Hawkins\Brown has scored a £30m contract to design six schools for Southwark Council. The Stirling-nominated practice will be looking to create adaptable spaces to facilitate a range of working styles.
The biggest project will be a special-needs facility on a new site at Cherry Garden School in Bermondsey, which will include a 72-place school and a nursery. Specialist facilities will include a hydrotherapy pool, sensory room, soft-play room, and a variety of types of external spaces from sensory gardens to a sand kitchen.
It will be increasing capacity at Ivydale Primary School taking it from a two-form to a four-form entry school, as well as refurbishing and extending existing buildings at the other four schools.

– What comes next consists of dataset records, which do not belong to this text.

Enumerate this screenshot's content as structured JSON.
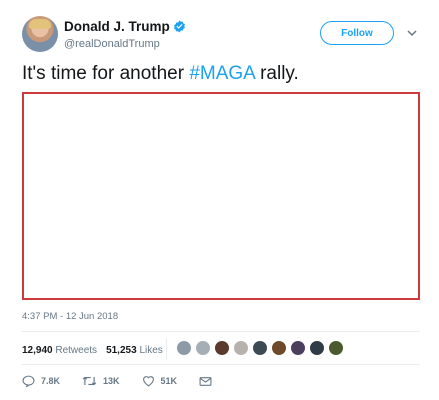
{
  "author": {
    "display_name": "Donald J. Trump",
    "handle": "@realDonaldTrump",
    "verified": true
  },
  "follow_label": "Follow",
  "tweet": {
    "text_prefix": "It's time for another ",
    "hashtag": "#MAGA",
    "text_suffix": " rally."
  },
  "timestamp": "4:37 PM - 12 Jun 2018",
  "stats": {
    "retweets_count": "12,940",
    "retweets_label": "Retweets",
    "likes_count": "51,253",
    "likes_label": "Likes"
  },
  "liker_avatars": 9,
  "actions": {
    "reply_count": "7.8K",
    "retweet_count": "13K",
    "like_count": "51K"
  },
  "colors": {
    "accent": "#1da1f2",
    "text": "#14171a",
    "secondary": "#657786",
    "media_border": "#cc3b3b"
  },
  "icons": [
    "verified-badge-icon",
    "chevron-down-icon",
    "reply-icon",
    "retweet-icon",
    "heart-icon",
    "envelope-icon"
  ]
}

Hawkins\Brown partner Carol Lees told onoffice that the firm will work closely with each school so it can tailor its designs to their specific needs, as it did for the RIBA award-winning Hilden Grange School RIBA Awards.
“In recent history, much of the UK school procurement, led by central government, sought to deliver savings by applying a one-size-fits-all model through varying degrees of standardisation. The government’s Priority School Building Programme (PSBP) is a good example of this,” says Hawkins\Brown partner Carol Lees. “However, as architects we have observed a growing emphasis of individual learning and working in smaller groups.”

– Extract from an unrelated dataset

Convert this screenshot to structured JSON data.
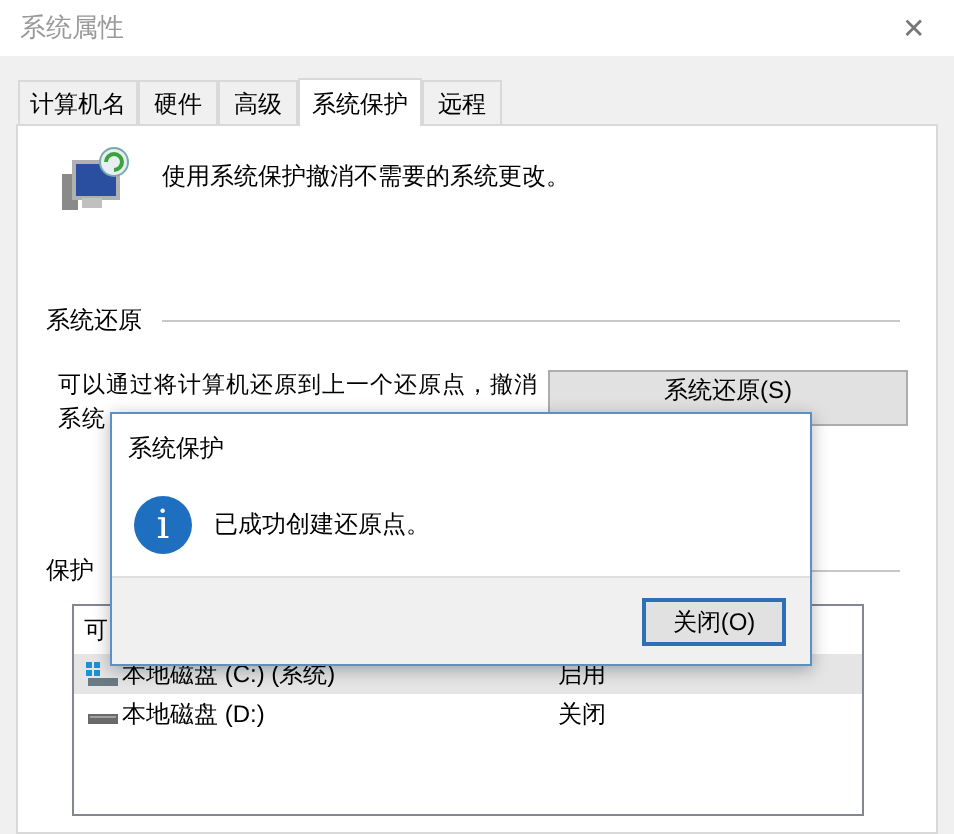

“Break-out space and an ability to adapt larger spaces to accommodate smaller groups is really important to facilitate this learning, so we can assist through careful placement of rooms and sliding partitions to create flexible spaces.”
Corridors, she continued, are becoming extended learning zones, and aren’t just seen as circulation spaces, reflecting the move towards independent learning.

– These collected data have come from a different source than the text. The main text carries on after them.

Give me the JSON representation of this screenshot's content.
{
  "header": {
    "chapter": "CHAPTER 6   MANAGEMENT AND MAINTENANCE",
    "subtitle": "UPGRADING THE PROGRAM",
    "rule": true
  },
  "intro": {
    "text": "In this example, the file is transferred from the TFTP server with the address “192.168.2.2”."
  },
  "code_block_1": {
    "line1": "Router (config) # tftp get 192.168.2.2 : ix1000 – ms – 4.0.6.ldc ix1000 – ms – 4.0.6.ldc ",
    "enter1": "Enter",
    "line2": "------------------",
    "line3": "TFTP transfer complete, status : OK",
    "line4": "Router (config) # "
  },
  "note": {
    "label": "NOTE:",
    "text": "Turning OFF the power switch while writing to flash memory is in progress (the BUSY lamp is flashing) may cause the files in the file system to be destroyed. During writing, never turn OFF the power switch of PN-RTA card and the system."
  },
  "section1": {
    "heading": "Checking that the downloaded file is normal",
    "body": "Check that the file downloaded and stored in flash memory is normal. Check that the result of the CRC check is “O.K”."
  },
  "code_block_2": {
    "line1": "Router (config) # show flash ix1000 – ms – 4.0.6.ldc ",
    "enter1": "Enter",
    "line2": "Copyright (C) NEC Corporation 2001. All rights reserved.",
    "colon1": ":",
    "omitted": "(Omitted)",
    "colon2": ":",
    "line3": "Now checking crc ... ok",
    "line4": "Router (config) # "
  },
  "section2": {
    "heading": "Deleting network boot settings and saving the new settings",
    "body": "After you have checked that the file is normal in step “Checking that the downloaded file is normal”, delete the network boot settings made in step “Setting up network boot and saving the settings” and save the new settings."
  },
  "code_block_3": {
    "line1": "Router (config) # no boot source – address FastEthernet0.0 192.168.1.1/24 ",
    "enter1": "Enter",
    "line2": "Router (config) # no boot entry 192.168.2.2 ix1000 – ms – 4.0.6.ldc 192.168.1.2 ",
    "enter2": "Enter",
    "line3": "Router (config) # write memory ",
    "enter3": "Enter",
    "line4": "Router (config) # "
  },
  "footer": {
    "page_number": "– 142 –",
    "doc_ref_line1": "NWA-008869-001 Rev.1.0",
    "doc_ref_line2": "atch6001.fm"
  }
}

Other successful design features at Hilden Grange include coloured doors to make rooms easily identifiable from outside and large undulating play landscapes.”
Planning applications for the schools will be submitted in autumn 2014. Meanwhile, Kentish Town-based architects Haverstock has been contracted to design a further six schools in the borough. The practice heads up a team of architects: Cottrell & Vermeulen, Hayhurst and Co and Maccreanor Lavington.